Foi também no MOTELx que foi feita a apresentação do primeiro videojogo do género FPS totalmente feito em Portugal (e não o primeiro videojogo feito por cá, como a certa altura quase se dizia): liZboa. Não impressionou particularmente, e não começou bem, com um atraso em trazer o equipamento para a sala, obrigando o argumentista a falar da história e da forma como tentou criar personagens realistas, credíveis e complexas (e não é o que tentam todos?) enquanto o resto da equipa não chegava.
Quando chegaram (para alívio do pobre rapaz, que já não sabia o que mais dizer), o material foi rapidamente instalado, e foi possível ver uma espécie de demo, ainda em estado muito bruto, do jogo. Há, efectivamente, aspectos que impressionam (a forma como uma bala atravessa um pedaço de madeira mostra o objectivo de criar um mundo realista, por exemplo), mas o jogo está todo num estado ainda muito primário, sendo impossível de adivinhar o que poderá sair dali. As ideias estão, sem dúvida, todas presentes em quantidade e qualidade, e a própria base do jogo é extremamente interessante: o jogo decorre inteiramente em Lisboa, tornando a capital num cenário dum jogo de terror, com um mundo aberto à exploração (o desejo de criar um jogo não-linear é, ao que parece, uma das bases de toda a ideia), e recriando alguns dos locais mais conhecidos da cidade.
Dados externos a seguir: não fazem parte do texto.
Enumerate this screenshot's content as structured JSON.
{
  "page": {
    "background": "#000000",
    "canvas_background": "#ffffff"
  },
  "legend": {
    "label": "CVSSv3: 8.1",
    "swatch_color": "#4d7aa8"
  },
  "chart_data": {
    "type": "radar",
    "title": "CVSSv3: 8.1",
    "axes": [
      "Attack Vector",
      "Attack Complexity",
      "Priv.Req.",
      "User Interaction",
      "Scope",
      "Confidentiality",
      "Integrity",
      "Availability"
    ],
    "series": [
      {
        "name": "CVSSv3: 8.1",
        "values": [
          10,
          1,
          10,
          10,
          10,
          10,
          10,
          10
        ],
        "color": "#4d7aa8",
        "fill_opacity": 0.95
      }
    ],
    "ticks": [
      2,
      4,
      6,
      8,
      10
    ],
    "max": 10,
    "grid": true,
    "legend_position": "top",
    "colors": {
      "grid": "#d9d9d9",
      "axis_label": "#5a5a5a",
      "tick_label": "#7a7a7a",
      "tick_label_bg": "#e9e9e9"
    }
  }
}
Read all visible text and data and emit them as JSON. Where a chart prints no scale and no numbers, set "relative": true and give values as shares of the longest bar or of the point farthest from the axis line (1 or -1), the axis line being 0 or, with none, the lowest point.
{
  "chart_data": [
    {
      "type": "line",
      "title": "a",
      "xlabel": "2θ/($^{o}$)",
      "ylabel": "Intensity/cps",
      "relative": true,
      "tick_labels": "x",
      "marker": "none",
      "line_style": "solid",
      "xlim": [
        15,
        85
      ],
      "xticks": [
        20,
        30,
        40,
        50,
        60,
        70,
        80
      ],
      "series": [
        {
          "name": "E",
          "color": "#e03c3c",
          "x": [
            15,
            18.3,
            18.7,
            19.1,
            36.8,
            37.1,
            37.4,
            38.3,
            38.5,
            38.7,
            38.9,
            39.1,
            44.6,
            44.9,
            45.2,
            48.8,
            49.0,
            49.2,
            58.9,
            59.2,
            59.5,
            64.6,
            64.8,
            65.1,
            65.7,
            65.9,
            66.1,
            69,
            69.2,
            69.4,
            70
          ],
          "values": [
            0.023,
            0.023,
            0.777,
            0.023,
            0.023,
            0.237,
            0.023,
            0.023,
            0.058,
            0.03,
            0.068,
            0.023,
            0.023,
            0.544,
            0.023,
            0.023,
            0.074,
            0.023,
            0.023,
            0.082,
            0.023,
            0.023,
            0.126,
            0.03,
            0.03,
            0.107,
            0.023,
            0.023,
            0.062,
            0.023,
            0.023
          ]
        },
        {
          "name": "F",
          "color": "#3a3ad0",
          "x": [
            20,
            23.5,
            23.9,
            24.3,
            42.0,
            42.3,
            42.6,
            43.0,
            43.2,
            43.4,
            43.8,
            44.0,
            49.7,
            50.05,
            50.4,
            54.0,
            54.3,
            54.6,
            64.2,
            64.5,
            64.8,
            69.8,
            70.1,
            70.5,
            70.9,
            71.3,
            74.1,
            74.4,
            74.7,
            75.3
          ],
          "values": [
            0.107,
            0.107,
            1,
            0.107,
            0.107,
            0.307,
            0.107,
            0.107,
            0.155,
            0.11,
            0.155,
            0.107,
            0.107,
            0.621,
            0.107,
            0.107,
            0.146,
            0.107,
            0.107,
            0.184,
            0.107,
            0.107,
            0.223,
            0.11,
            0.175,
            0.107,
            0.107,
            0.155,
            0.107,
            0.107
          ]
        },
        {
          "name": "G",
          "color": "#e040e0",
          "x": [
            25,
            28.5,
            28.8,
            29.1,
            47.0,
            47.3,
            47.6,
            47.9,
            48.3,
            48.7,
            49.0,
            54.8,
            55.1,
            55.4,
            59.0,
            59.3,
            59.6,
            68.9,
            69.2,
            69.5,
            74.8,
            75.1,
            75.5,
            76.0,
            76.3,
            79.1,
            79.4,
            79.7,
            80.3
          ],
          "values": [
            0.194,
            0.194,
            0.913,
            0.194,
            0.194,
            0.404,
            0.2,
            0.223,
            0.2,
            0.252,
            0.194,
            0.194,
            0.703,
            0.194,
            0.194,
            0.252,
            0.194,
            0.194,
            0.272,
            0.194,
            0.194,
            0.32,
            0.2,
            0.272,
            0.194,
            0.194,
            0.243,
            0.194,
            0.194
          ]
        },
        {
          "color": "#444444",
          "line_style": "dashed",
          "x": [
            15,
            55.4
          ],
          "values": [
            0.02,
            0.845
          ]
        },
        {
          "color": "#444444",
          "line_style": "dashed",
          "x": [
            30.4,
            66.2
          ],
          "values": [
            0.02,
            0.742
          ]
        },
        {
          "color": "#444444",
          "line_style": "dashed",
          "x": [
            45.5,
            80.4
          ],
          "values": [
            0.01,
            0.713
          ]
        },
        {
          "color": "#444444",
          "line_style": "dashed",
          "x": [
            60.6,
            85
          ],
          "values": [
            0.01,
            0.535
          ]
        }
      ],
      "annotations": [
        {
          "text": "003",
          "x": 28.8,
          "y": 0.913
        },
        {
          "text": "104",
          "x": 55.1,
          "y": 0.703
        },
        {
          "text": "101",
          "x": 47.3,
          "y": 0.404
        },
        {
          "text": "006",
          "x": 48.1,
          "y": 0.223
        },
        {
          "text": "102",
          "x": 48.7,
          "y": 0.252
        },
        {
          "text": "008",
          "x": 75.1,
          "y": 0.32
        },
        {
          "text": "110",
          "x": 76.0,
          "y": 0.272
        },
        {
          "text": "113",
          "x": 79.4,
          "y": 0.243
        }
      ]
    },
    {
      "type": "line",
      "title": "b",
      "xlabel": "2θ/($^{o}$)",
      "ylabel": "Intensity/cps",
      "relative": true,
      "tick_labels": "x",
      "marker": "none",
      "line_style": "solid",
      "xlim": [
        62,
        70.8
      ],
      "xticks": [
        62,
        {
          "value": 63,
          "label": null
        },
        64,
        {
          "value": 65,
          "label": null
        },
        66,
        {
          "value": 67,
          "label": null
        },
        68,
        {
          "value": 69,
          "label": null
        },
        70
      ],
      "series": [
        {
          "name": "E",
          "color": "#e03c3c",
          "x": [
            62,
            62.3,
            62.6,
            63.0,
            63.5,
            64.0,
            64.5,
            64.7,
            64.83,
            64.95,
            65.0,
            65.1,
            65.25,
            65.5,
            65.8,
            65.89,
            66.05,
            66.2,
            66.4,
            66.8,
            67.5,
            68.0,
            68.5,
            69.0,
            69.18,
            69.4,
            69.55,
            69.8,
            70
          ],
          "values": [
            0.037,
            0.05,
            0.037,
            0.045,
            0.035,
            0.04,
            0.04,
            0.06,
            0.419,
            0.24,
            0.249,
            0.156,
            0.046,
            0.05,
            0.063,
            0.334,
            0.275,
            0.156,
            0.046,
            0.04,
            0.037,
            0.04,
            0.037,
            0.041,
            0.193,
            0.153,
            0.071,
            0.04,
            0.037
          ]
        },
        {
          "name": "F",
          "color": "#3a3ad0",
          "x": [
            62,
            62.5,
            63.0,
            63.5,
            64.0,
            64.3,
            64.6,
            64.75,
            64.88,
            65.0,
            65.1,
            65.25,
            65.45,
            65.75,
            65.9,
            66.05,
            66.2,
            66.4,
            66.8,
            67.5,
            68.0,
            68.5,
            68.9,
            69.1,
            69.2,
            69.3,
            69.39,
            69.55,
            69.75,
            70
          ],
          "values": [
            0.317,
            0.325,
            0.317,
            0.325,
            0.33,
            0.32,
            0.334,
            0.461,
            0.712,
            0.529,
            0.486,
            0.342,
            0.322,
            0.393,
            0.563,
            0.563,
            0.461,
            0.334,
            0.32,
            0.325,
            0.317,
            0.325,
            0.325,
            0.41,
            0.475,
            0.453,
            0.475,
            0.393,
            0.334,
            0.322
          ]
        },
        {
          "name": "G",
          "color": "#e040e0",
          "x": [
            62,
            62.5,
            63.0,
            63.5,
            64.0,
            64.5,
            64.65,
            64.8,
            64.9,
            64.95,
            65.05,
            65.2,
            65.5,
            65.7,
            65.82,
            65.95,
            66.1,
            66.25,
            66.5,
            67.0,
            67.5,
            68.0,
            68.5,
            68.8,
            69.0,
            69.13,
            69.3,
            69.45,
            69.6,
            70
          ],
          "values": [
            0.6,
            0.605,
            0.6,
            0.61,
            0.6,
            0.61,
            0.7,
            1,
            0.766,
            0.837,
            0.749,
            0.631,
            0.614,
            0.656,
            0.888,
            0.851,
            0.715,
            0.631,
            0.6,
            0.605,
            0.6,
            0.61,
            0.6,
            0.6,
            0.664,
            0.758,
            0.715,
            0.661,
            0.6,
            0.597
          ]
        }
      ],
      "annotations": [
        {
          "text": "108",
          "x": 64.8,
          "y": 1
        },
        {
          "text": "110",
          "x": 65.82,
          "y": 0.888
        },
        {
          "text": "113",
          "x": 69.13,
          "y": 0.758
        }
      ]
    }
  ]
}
Mas a demo pouco ou nada mostrou além de uma arma, um Castelo de São Jorge bem recriado, e um aspecto gráfico melhor do que o esperado. Nada se viu em relação à história (sem ser uma curta apresentada pela equipa, amadora e que nada adiantou), e nem surgiu qualquer tipo de inimigo.
O jogo, financiado todo através de um interessante sistema de publicidade in-gaming (ou seja, as marcas que patrocinam o jogo vão aparecer no mesmo de forma subtil), pode vir a ser verdadeiramente marcante dentro do nosso panorama, mas ainda é demasiado cedo para criar algo mais que não meras expectativas. Esperemos que, em breve, se possa ver algo de mais concreto. Na mesma noite da apresentação decorreu uma verdadeira noite de jogatana no São Jorge, onde vários jogadores se puderam juntar para jogar jogos de tabuleiro dedicados ao género do Terror ao longo de toda a noite.
Muito se viu no MOTELx, além de filmes. Aprendeu-se com um belo grupo de cineastas e peritos, viu-se em pessoa um mestre a falar da sua arte, e foi apresentado um videojogo que ainda pode, ou não, vir a dar que falar. O MOTELx foi, portanto, um sucesso não só pelas obras que mostrou mas pelo contacto enriquecedor que deu aos amantes do género com os cineastas que adoram. Um festival de Cinema que valha realmente a pena tem, claro, de ser assim: enriquecedor a inúmeros níveis. Para o ano, lá estaremos nós novamente (e com sorte, o senhor Neil Marshall também…).